In defense of politics

In defense of politics

“Politics” has become a dirty word.  As in: “It’s just politics.”  “They are just playing politics.”  “He’s just another politician.”  This is understandable, but also dangerous.  So says Alec MacGillis, an editor at the New Republic,  who examines a number of recent decisions derided as “political” by liberals and conservatives, showing that it was a good thing that lawmakers had to take the political process–that is to say, voters–into account.  Some of his comments:

It’s not surprising that “political” is an insult. Congress is gridlocked, with a 10 percent approval rating, and the 2012 campaign ads are doing their best to turn voters off.

But there is something troubling about the extent to which our leaders have made politics their bogeyman. Most important issues, from reproductive health to clean-energy investment, are riddled with politics — as they should be. They involve serious questions about what the country values and where it wants to invest its resources. To suggest that one’s own side is free of politics is not only sanctimonious, it’s also destructive. Demonizing politics leads Americans to disengage further from the sphere where big decisions are made, ceding the political realm to the very people who denigrate it at every opportunity.

Politics in its highest form has noble roots, going back to the Greeks — it is the art of government, of ordering life among a people. . . . .

Whatever one thinks about the wisdom of that decision, it was rightfully a political one.
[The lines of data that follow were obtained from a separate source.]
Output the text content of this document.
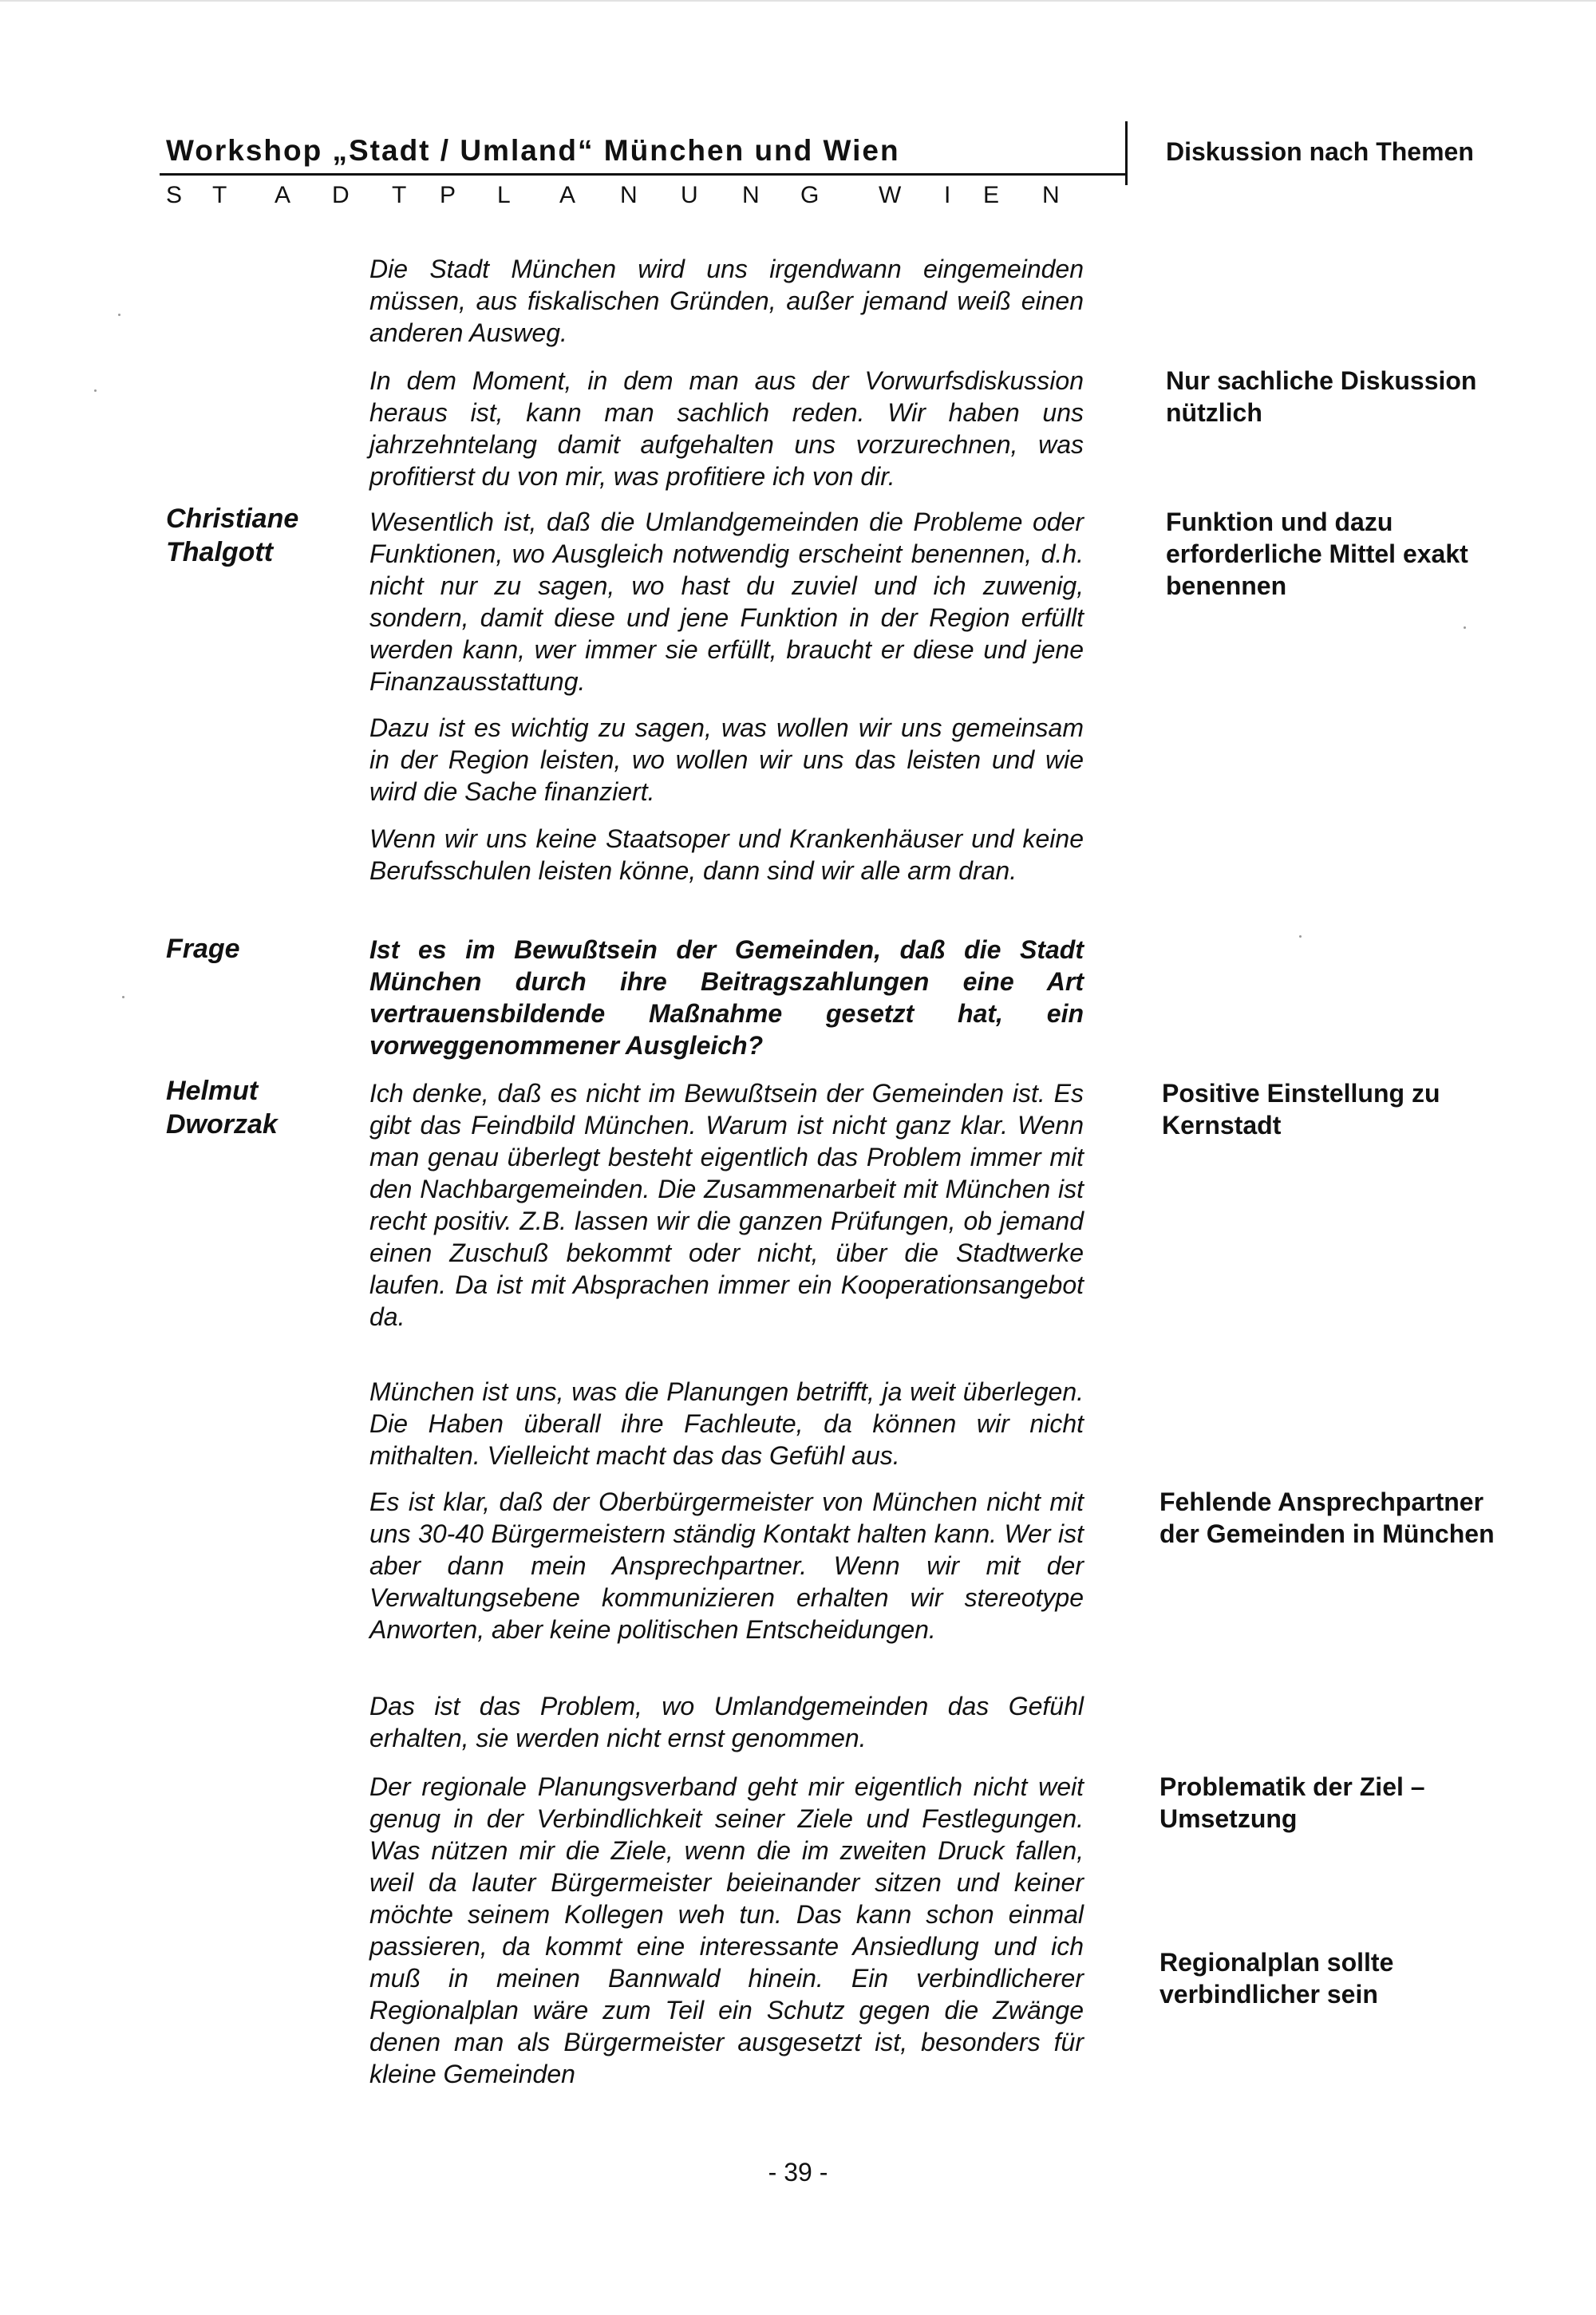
Workshop „Stadt / Umland“ München und Wien	Diskussion nach Themen
S T A D T P L A N U N G W I E N
Christiane Thalgott
Frage
Helmut Dworzak
Die Stadt München wird uns irgendwann eingemeinden müssen, aus fiskalischen Gründen, außer jemand weiß einen anderen Ausweg.
In dem Moment, in dem man aus der Vorwurfsdiskussion heraus ist, kann man sachlich reden. Wir haben uns jahrzehntelang damit aufgehalten uns vorzurechnen, was profitierst du von mir, was profitiere ich von dir.
Wesentlich ist, daß die Umlandgemeinden die Probleme oder Funktionen, wo Ausgleich notwendig erscheint benennen, d.h. nicht nur zu sagen, wo hast du zuviel und ich zuwenig, sondern, damit diese und jene Funktion in der Region erfüllt werden kann, wer immer sie erfüllt, braucht er diese und jene Finanzausstattung.
Dazu ist es wichtig zu sagen, was wollen wir uns gemeinsam in der Region leisten, wo wollen wir uns das leisten und wie wird die Sache finanziert.
Wenn wir uns keine Staatsoper und Krankenhäuser und keine Berufsschulen leisten könne, dann sind wir alle arm dran.
Ist es im Bewußtsein der Gemeinden, daß die Stadt München durch ihre Beitragszahlungen eine Art vertrauensbildende Maßnahme gesetzt hat, ein vorweggenommener Ausgleich?
Ich denke, daß es nicht im Bewußtsein der Gemeinden ist. Es gibt das Feindbild München. Warum ist nicht ganz klar. Wenn man genau überlegt besteht eigentlich das Problem immer mit den Nachbargemeinden. Die Zusammenarbeit mit München ist recht positiv. Z.B. lassen wir die ganzen Prüfungen, ob jemand einen Zuschuß bekommt oder nicht, über die Stadtwerke laufen. Da ist mit Absprachen immer ein Kooperationsangebot da.
München ist uns, was die Planungen betrifft, ja weit überlegen. Die Haben überall ihre Fachleute, da können wir nicht mithalten. Vielleicht macht das das Gefühl aus.
Es ist klar, daß der Oberbürgermeister von München nicht mit uns 30-40 Bürgermeistern ständig Kontakt halten kann. Wer ist aber dann mein Ansprechpartner. Wenn wir mit der Verwaltungsebene kommunizieren erhalten wir stereotype Anworten, aber keine politischen Entscheidungen.
Das ist das Problem, wo Umlandgemeinden das Gefühl erhalten, sie werden nicht ernst genommen.
Der regionale Planungsverband geht mir eigentlich nicht weit genug in der Verbindlichkeit seiner Ziele und Festlegungen. Was nützen mir die Ziele, wenn die im zweiten Druck fallen, weil da lauter Bürgermeister beieinander sitzen und keiner möchte seinem Kollegen weh tun. Das kann schon einmal passieren, da kommt eine interessante Ansiedlung und ich muß in meinen Bannwald hinein. Ein verbindlicherer Regionalplan wäre zum Teil ein Schutz gegen die Zwänge denen man als Bürgermeister ausgesetzt ist, besonders für kleine Gemeinden
Nur sachliche Diskussion nützlich
Funktion und dazu erforderliche Mittel exakt benennen
Positive Einstellung zu Kernstadt
Fehlende Ansprechpartner der Gemeinden in München
Problematik der Ziel – Umsetzung
Regionalplan sollte verbindlicher sein
- 39 -
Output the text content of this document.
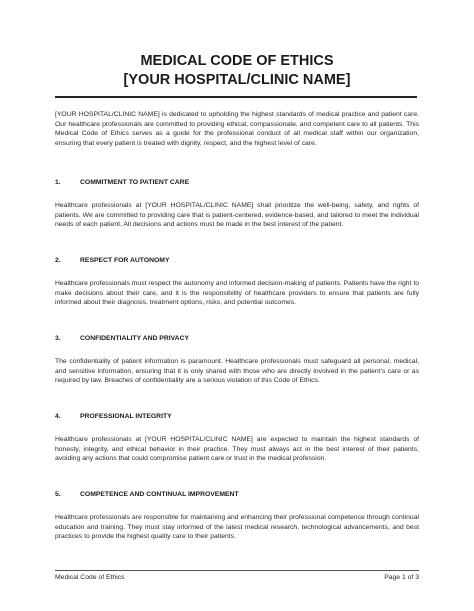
MEDICAL CODE OF ETHICS
[YOUR HOSPITAL/CLINIC NAME]
[YOUR HOSPITAL/CLINIC NAME] is dedicated to upholding the highest standards of medical practice and patient care. Our healthcare professionals are committed to providing ethical, compassionate, and competent care to all patients. This Medical Code of Ethics serves as a guide for the professional conduct of all medical staff within our organization, ensuring that every patient is treated with dignity, respect, and the highest level of care.
1.	COMMITMENT TO PATIENT CARE
Healthcare professionals at [YOUR HOSPITAL/CLINIC NAME] shall prioritize the well-being, safety, and rights of patients. We are committed to providing care that is patient-centered, evidence-based, and tailored to meet the individual needs of each patient. All decisions and actions must be made in the best interest of the patient.
2.	RESPECT FOR AUTONOMY
Healthcare professionals must respect the autonomy and informed decision-making of patients. Patients have the right to make decisions about their care, and it is the responsibility of healthcare providers to ensure that patients are fully informed about their diagnosis, treatment options, risks, and potential outcomes.
3.	CONFIDENTIALITY AND PRIVACY
The confidentiality of patient information is paramount. Healthcare professionals must safeguard all personal, medical, and sensitive information, ensuring that it is only shared with those who are directly involved in the patient’s care or as required by law. Breaches of confidentiality are a serious violation of this Code of Ethics.
4.	PROFESSIONAL INTEGRITY
Healthcare professionals at [YOUR HOSPITAL/CLINIC NAME] are expected to maintain the highest standards of honesty, integrity, and ethical behavior in their practice. They must always act in the best interest of their patients, avoiding any actions that could compromise patient care or trust in the medical profession.
5.	COMPETENCE AND CONTINUAL IMPROVEMENT
Healthcare professionals are responsible for maintaining and enhancing their professional competence through continual education and training. They must stay informed of the latest medical research, technological advancements, and best practices to provide the highest quality care to their patients.
Medical Code of Ethics	Page 1 of 3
Who would we rather have making these decisions — our elected representatives, acting with the input of experts such as FDA scientists but also with an ear to their constituents, or the experts alone? The experts often have their own biases, such as industry ties. Elected officials are at least somewhat accountable to all of us. . . .

Our tendency to view the “political” as something separate from, rather than intrinsic to, the public sphere has side effects. For one thing, it contributes to the laughable distinction in our campaign finance laws between political action committees, which must disclose their donors, and affiliated nonprofit groups, which do not have to, as long as their attacks on candidates revolve around “issues,” not elections. But of course, the nonprofits’ issue ads are no less “political” than the PACs’ explicitly campaign-oriented ones.

But the biggest cost of our indiscriminate disparagement of all things “political” is its potential to further alienate Americans from a process they already have all too much reason to abandon. My time on the campaign trail this season has reminded me that there are few things more disheartening than meeting some of the countless people who have given up on politics — more often than not, people who have a major stake in the outcome. They spit the words out — “It’s all just politics” — with a disgusted wave, as if there were no connections between what they see happening in Washington and their lives, when there are in fact so many. And who can blame them, when they hear the word spoken with the same disgust by the practitioners in the field?

via From Solyndra to birth control, everything’s political. And that’s okay. – The Washington Post.